I took that as the go-ahead to load up the remainder of the cracker with more caviar. She took another bite and again she was un-impressed.

“See, much ado over nothing.” “Well, now you can say that you’ve tasted caviar and you’ll know what you’re talking about when you dismiss it-and you can stop saying how bad it smells because it doesn’t.”

She shrugged, ready to move on to something more appetizing. She was much happier eating the shrimp and cocktail sauce, it was familiar and more in keeping with what she’d call “a special treat”.

A little later that same night I started to make some dinner for myself. While I was out working Miss Cathy had made salmon cakes (just this side of “not” being burned, loaded with salt and a motley mix of spices, onions and garlic) and peas (with a generous amount of butter). Some of the salmon patties didn’t quite hold their shape so she’d put the cooked excess in a bowl beside the stove. I took one look in the bowl and re-named it “Who-hash” (named for the fantastical food that appears on the banquet table at the end of classic cartoon “The Grinch that stole Christmas”). Despite how it looked it tasted pretty good so I decided to put it over some rice I’d made the day before along with the peas and some diced jalapeno (Miss Cathy’s not the only one that can concoct a very a meal for a very discerning palette).

I left my concoction in the kitchen while I made a phone call in my bedroom to my ex, Chad. As I was saying goodbye I opened my door and heard Miss Cathy say, “Ut oh, I think I picked up the wrong bowl.”

I walked past her door, not taking the time to focus on what she was saying because I was still talking on the phone. It wasn’t until I entered the kitchen that her words made sense to me. I looked on the counter for my bowl and it was gone, next to the microwave sat an identical bowl and when I looked inside it only contained a spoonfull of the “Who-hash”.

I told Chad about the mix-up and promptly got off the phone. I went into Miss Cathy’s bedroom where she was sitting on the side of her bed eating my dinner to straighten out the “hash-up”.

“Why are you eating my dinner?” I queried.

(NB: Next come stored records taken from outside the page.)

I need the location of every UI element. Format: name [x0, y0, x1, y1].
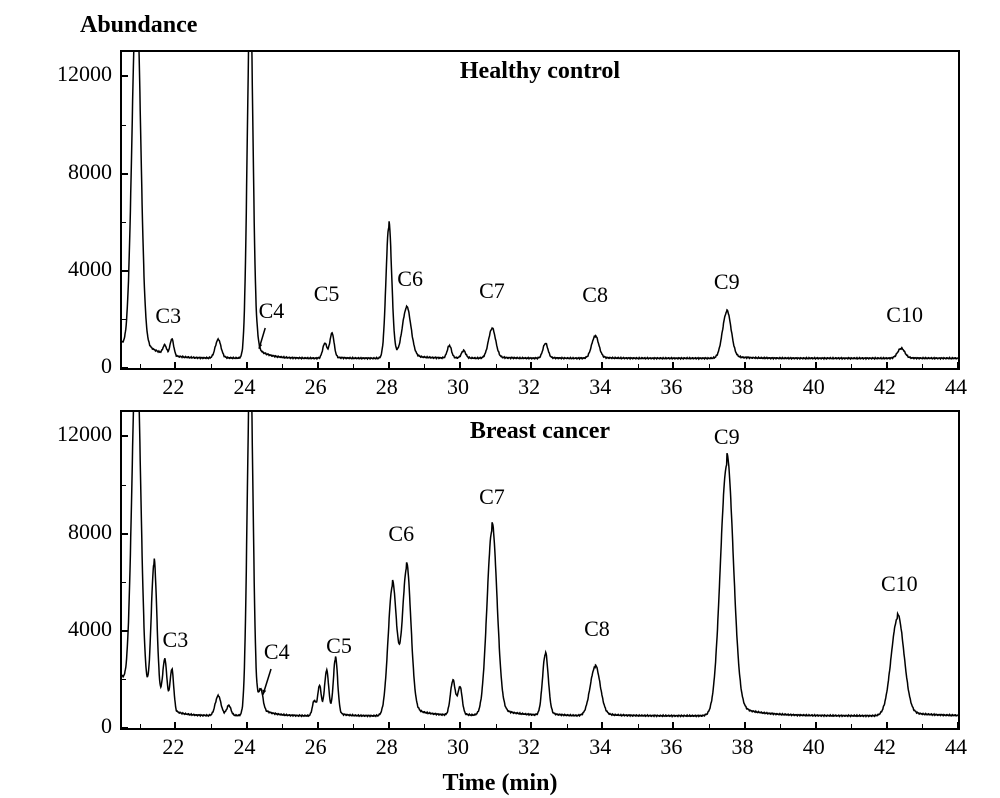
xtick-label: 38 [732, 374, 754, 400]
peak-label-c7: C7 [479, 484, 505, 510]
peak-label-c8: C8 [582, 282, 608, 308]
ytick-label: 12000 [57, 421, 112, 447]
ytick-label: 0 [101, 713, 112, 739]
xtick-label: 36 [660, 734, 682, 760]
peak-label-c3: C3 [163, 627, 189, 653]
trace-cancer [122, 412, 958, 728]
panel-title-cancer: Breast cancer [470, 418, 610, 445]
peak-label-c5: C5 [314, 281, 340, 307]
xtick-label: 24 [234, 374, 256, 400]
xtick-label: 42 [874, 374, 896, 400]
peak-label-c9: C9 [714, 269, 740, 295]
xtick-label: 34 [589, 374, 611, 400]
xtick-label: 44 [945, 734, 967, 760]
xtick-label: 36 [660, 374, 682, 400]
xtick-label: 28 [376, 374, 398, 400]
plot-area-top: Healthy control C3 C4 C5 C6 C7 C8 C9 C10 [120, 50, 960, 370]
ytick-label: 4000 [68, 616, 112, 642]
xtick-label: 26 [305, 734, 327, 760]
peak-label-c9: C9 [714, 424, 740, 450]
ytick-label: 0 [101, 353, 112, 379]
peak-label-c5: C5 [326, 633, 352, 659]
ytick-label: 8000 [68, 519, 112, 545]
xtick-label: 34 [589, 734, 611, 760]
xtick-label: 42 [874, 734, 896, 760]
panel-breast-cancer: Breast cancer C3C4C5C6C7C8C9C10 04000800… [120, 410, 960, 730]
x-axis-label: Time (min) [443, 770, 558, 797]
xtick-label: 26 [305, 374, 327, 400]
xtick-label: 24 [234, 734, 256, 760]
peak-label-c8: C8 [584, 616, 610, 642]
xtick-label: 32 [518, 374, 540, 400]
chromatogram-figure: Abundance Healthy control C3C4C5C6C7C8C9… [20, 20, 980, 778]
xtick-label: 30 [447, 734, 469, 760]
xtick-label: 28 [376, 734, 398, 760]
peak-label-c4: C4 [264, 639, 290, 665]
ytick-label: 4000 [68, 256, 112, 282]
xtick-label: 40 [803, 734, 825, 760]
peak-label-c10: C10 [886, 302, 923, 328]
panel-healthy-control: Healthy control C3C4C5C6C7C8C9C10 040008… [120, 50, 960, 370]
trace-healthy [122, 52, 958, 368]
peak-label-c10: C10 [881, 571, 918, 597]
xtick-label: 44 [945, 374, 967, 400]
xtick-label: 30 [447, 374, 469, 400]
peak-label-c6: C6 [388, 521, 414, 547]
peak-label-c7: C7 [479, 278, 505, 304]
peak-label-c4: C4 [259, 298, 285, 324]
y-axis-label: Abundance [80, 12, 197, 39]
peak-label-c6: C6 [397, 266, 423, 292]
panel-title-healthy: Healthy control [460, 58, 620, 85]
xtick-label: 22 [162, 374, 184, 400]
plot-area-bottom: Breast cancer C3 C4 C5 C6 C7 C8 C9 C10 [120, 410, 960, 730]
ytick-label: 8000 [68, 159, 112, 185]
xtick-label: 40 [803, 374, 825, 400]
xtick-label: 38 [732, 734, 754, 760]
ytick-label: 12000 [57, 61, 112, 87]
peak-label-c3: C3 [155, 303, 181, 329]
xtick-label: 22 [162, 734, 184, 760]
xtick-label: 32 [518, 734, 540, 760]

“Oh,” she said putting the fork back into the bowl. ”I thought it was strange that there was so much food in my bowl, it just didn’t look right but I just added some sour cream then I put it in the microwave and started eating it.”

“Let me get this straight,” I said, once again amused by Miss Cathy and food,” you saw the bowl, knew there was something “not” right about it but you took it anyway AND you started eating it knowing that you didn’t make it?”

“It didn’t dawn on you that maybe somebody else, namely me, might have put that together?”

“Well, I knew there was something not right but..”

“…. But, you took it anyway, drowned it in sour cream and started eating it.” I said, finishing her thought as we laughed together.

“Yeah, I guess, but this is too much for me, I don’t think I want all this.”

“Too bad”, I said, teasingly, taking the bowl from her, “you loaded it up with sour cream so now you’re gonna eat it. I’m going to put it in the fridge for you and you can have it tomorrow.”

So, it’s been a very interesting week-food wise, between the caviar and the “who’s” hash.